CVE-2025-23167: 
npm vulnerability analysis and mitigation

A medium severity vulnerability was discovered in Node.js 20's HTTP parser (llhttp), identified as CVE-2025-23167. The vulnerability was disclosed on May 14, 2025, affecting Node.js 20.x versions prior to the llhttp v9 upgrade. The flaw allows improper termination of HTTP/1 headers using \r\n\rX instead of the required \r\n\r\n sequence (Node Blog, Wiz Report).

The vulnerability stems from improper HTTP header block termination in llhttp, where the parser accepts incorrect termination sequences for HTTP/1 headers. This inconsistency in header termination handling creates a security weakness in the HTTP parsing mechanism. The vulnerability has been assigned a CVSS v3.0 base score of 6.5 (MEDIUM) with the vector string CVSS:3.0/AV:N/AC:L/PR:N/UI:N/S:U/C:L/I:L/A:N. The issue has been classified under CWE-444 (Inconsistent Interpretation of HTTP Requests) (Wiz Report).

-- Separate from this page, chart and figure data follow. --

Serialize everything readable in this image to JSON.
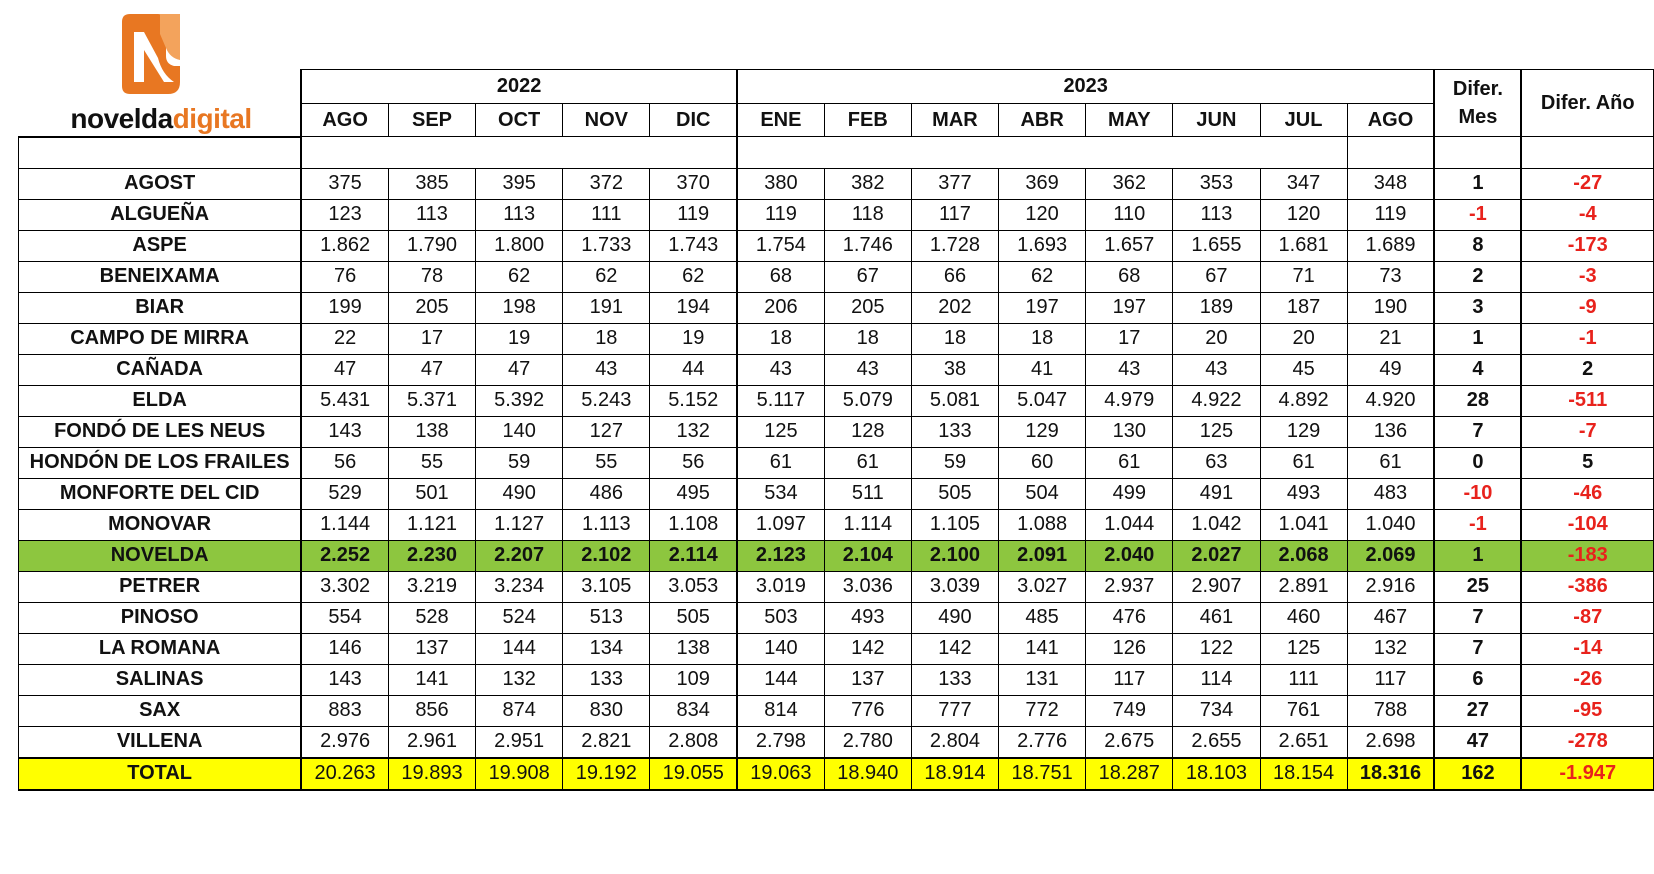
{
  "brand": {
    "text_dark": "novelda",
    "text_accent": "digital",
    "icon": "n-logo-icon",
    "accent_color": "#e87722"
  },
  "headers": {
    "year1": "2022",
    "year2": "2023",
    "months1": [
      "AGO",
      "SEP",
      "OCT",
      "NOV",
      "DIC"
    ],
    "months2": [
      "ENE",
      "FEB",
      "MAR",
      "ABR",
      "MAY",
      "JUN",
      "JUL",
      "AGO"
    ],
    "diff_month_1": "Difer.",
    "diff_month_2": "Mes",
    "diff_year": "Difer. Año"
  },
  "rows": [
    {
      "name": "AGOST",
      "values": [
        "375",
        "385",
        "395",
        "372",
        "370",
        "380",
        "382",
        "377",
        "369",
        "362",
        "353",
        "347",
        "348"
      ],
      "diff_month": "1",
      "diff_month_neg": false,
      "diff_year": "-27",
      "diff_year_neg": true
    },
    {
      "name": "ALGUEÑA",
      "values": [
        "123",
        "113",
        "113",
        "111",
        "119",
        "119",
        "118",
        "117",
        "120",
        "110",
        "113",
        "120",
        "119"
      ],
      "diff_month": "-1",
      "diff_month_neg": true,
      "diff_year": "-4",
      "diff_year_neg": true
    },
    {
      "name": "ASPE",
      "values": [
        "1.862",
        "1.790",
        "1.800",
        "1.733",
        "1.743",
        "1.754",
        "1.746",
        "1.728",
        "1.693",
        "1.657",
        "1.655",
        "1.681",
        "1.689"
      ],
      "diff_month": "8",
      "diff_month_neg": false,
      "diff_year": "-173",
      "diff_year_neg": true
    },
    {
      "name": "BENEIXAMA",
      "values": [
        "76",
        "78",
        "62",
        "62",
        "62",
        "68",
        "67",
        "66",
        "62",
        "68",
        "67",
        "71",
        "73"
      ],
      "diff_month": "2",
      "diff_month_neg": false,
      "diff_year": "-3",
      "diff_year_neg": true
    },
    {
      "name": "BIAR",
      "values": [
        "199",
        "205",
        "198",
        "191",
        "194",
        "206",
        "205",
        "202",
        "197",
        "197",
        "189",
        "187",
        "190"
      ],
      "diff_month": "3",
      "diff_month_neg": false,
      "diff_year": "-9",
      "diff_year_neg": true
    },
    {
      "name": "CAMPO DE MIRRA",
      "values": [
        "22",
        "17",
        "19",
        "18",
        "19",
        "18",
        "18",
        "18",
        "18",
        "17",
        "20",
        "20",
        "21"
      ],
      "diff_month": "1",
      "diff_month_neg": false,
      "diff_year": "-1",
      "diff_year_neg": true
    },
    {
      "name": "CAÑADA",
      "values": [
        "47",
        "47",
        "47",
        "43",
        "44",
        "43",
        "43",
        "38",
        "41",
        "43",
        "43",
        "45",
        "49"
      ],
      "diff_month": "4",
      "diff_month_neg": false,
      "diff_year": "2",
      "diff_year_neg": false
    },
    {
      "name": "ELDA",
      "values": [
        "5.431",
        "5.371",
        "5.392",
        "5.243",
        "5.152",
        "5.117",
        "5.079",
        "5.081",
        "5.047",
        "4.979",
        "4.922",
        "4.892",
        "4.920"
      ],
      "diff_month": "28",
      "diff_month_neg": false,
      "diff_year": "-511",
      "diff_year_neg": true
    },
    {
      "name": "FONDÓ DE LES NEUS",
      "values": [
        "143",
        "138",
        "140",
        "127",
        "132",
        "125",
        "128",
        "133",
        "129",
        "130",
        "125",
        "129",
        "136"
      ],
      "diff_month": "7",
      "diff_month_neg": false,
      "diff_year": "-7",
      "diff_year_neg": true
    },
    {
      "name": "HONDÓN DE LOS FRAILES",
      "values": [
        "56",
        "55",
        "59",
        "55",
        "56",
        "61",
        "61",
        "59",
        "60",
        "61",
        "63",
        "61",
        "61"
      ],
      "diff_month": "0",
      "diff_month_neg": false,
      "diff_year": "5",
      "diff_year_neg": false
    },
    {
      "name": "MONFORTE DEL CID",
      "values": [
        "529",
        "501",
        "490",
        "486",
        "495",
        "534",
        "511",
        "505",
        "504",
        "499",
        "491",
        "493",
        "483"
      ],
      "diff_month": "-10",
      "diff_month_neg": true,
      "diff_year": "-46",
      "diff_year_neg": true
    },
    {
      "name": "MONOVAR",
      "values": [
        "1.144",
        "1.121",
        "1.127",
        "1.113",
        "1.108",
        "1.097",
        "1.114",
        "1.105",
        "1.088",
        "1.044",
        "1.042",
        "1.041",
        "1.040"
      ],
      "diff_month": "-1",
      "diff_month_neg": true,
      "diff_year": "-104",
      "diff_year_neg": true
    },
    {
      "name": "NOVELDA",
      "values": [
        "2.252",
        "2.230",
        "2.207",
        "2.102",
        "2.114",
        "2.123",
        "2.104",
        "2.100",
        "2.091",
        "2.040",
        "2.027",
        "2.068",
        "2.069"
      ],
      "diff_month": "1",
      "diff_month_neg": false,
      "diff_year": "-183",
      "diff_year_neg": true,
      "highlight": true,
      "highlight_color": "#8dc63f"
    },
    {
      "name": "PETRER",
      "values": [
        "3.302",
        "3.219",
        "3.234",
        "3.105",
        "3.053",
        "3.019",
        "3.036",
        "3.039",
        "3.027",
        "2.937",
        "2.907",
        "2.891",
        "2.916"
      ],
      "diff_month": "25",
      "diff_month_neg": false,
      "diff_year": "-386",
      "diff_year_neg": true
    },
    {
      "name": "PINOSO",
      "values": [
        "554",
        "528",
        "524",
        "513",
        "505",
        "503",
        "493",
        "490",
        "485",
        "476",
        "461",
        "460",
        "467"
      ],
      "diff_month": "7",
      "diff_month_neg": false,
      "diff_year": "-87",
      "diff_year_neg": true
    },
    {
      "name": "LA ROMANA",
      "values": [
        "146",
        "137",
        "144",
        "134",
        "138",
        "140",
        "142",
        "142",
        "141",
        "126",
        "122",
        "125",
        "132"
      ],
      "diff_month": "7",
      "diff_month_neg": false,
      "diff_year": "-14",
      "diff_year_neg": true
    },
    {
      "name": "SALINAS",
      "values": [
        "143",
        "141",
        "132",
        "133",
        "109",
        "144",
        "137",
        "133",
        "131",
        "117",
        "114",
        "111",
        "117"
      ],
      "diff_month": "6",
      "diff_month_neg": false,
      "diff_year": "-26",
      "diff_year_neg": true
    },
    {
      "name": "SAX",
      "values": [
        "883",
        "856",
        "874",
        "830",
        "834",
        "814",
        "776",
        "777",
        "772",
        "749",
        "734",
        "761",
        "788"
      ],
      "diff_month": "27",
      "diff_month_neg": false,
      "diff_year": "-95",
      "diff_year_neg": true
    },
    {
      "name": "VILLENA",
      "values": [
        "2.976",
        "2.961",
        "2.951",
        "2.821",
        "2.808",
        "2.798",
        "2.780",
        "2.804",
        "2.776",
        "2.675",
        "2.655",
        "2.651",
        "2.698"
      ],
      "diff_month": "47",
      "diff_month_neg": false,
      "diff_year": "-278",
      "diff_year_neg": true
    }
  ],
  "total": {
    "name": "TOTAL",
    "values": [
      "20.263",
      "19.893",
      "19.908",
      "19.192",
      "19.055",
      "19.063",
      "18.940",
      "18.914",
      "18.751",
      "18.287",
      "18.103",
      "18.154",
      "18.316"
    ],
    "diff_month": "162",
    "diff_year": "-1.947",
    "color": "#ffff00"
  },
  "colors": {
    "negative": "#e8221c"
  }
}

The vulnerability enables request smuggling attacks, which can allow attackers to bypass proxy-based access controls and submit unauthorized requests. This could potentially lead to unauthorized access to protected resources and exposure of sensitive information. The impact is limited to Node.js 20.x users prior to the llhttp v9 upgrade (Node Blog, Wiz Report).

The issue has been resolved by upgrading llhttp to version 9, which enforces correct header termination. Users are advised to update to Node.js v20.19.2 or later versions that include this fix. The fix was released as part of the May 14, 2025 security releases (Node Blog).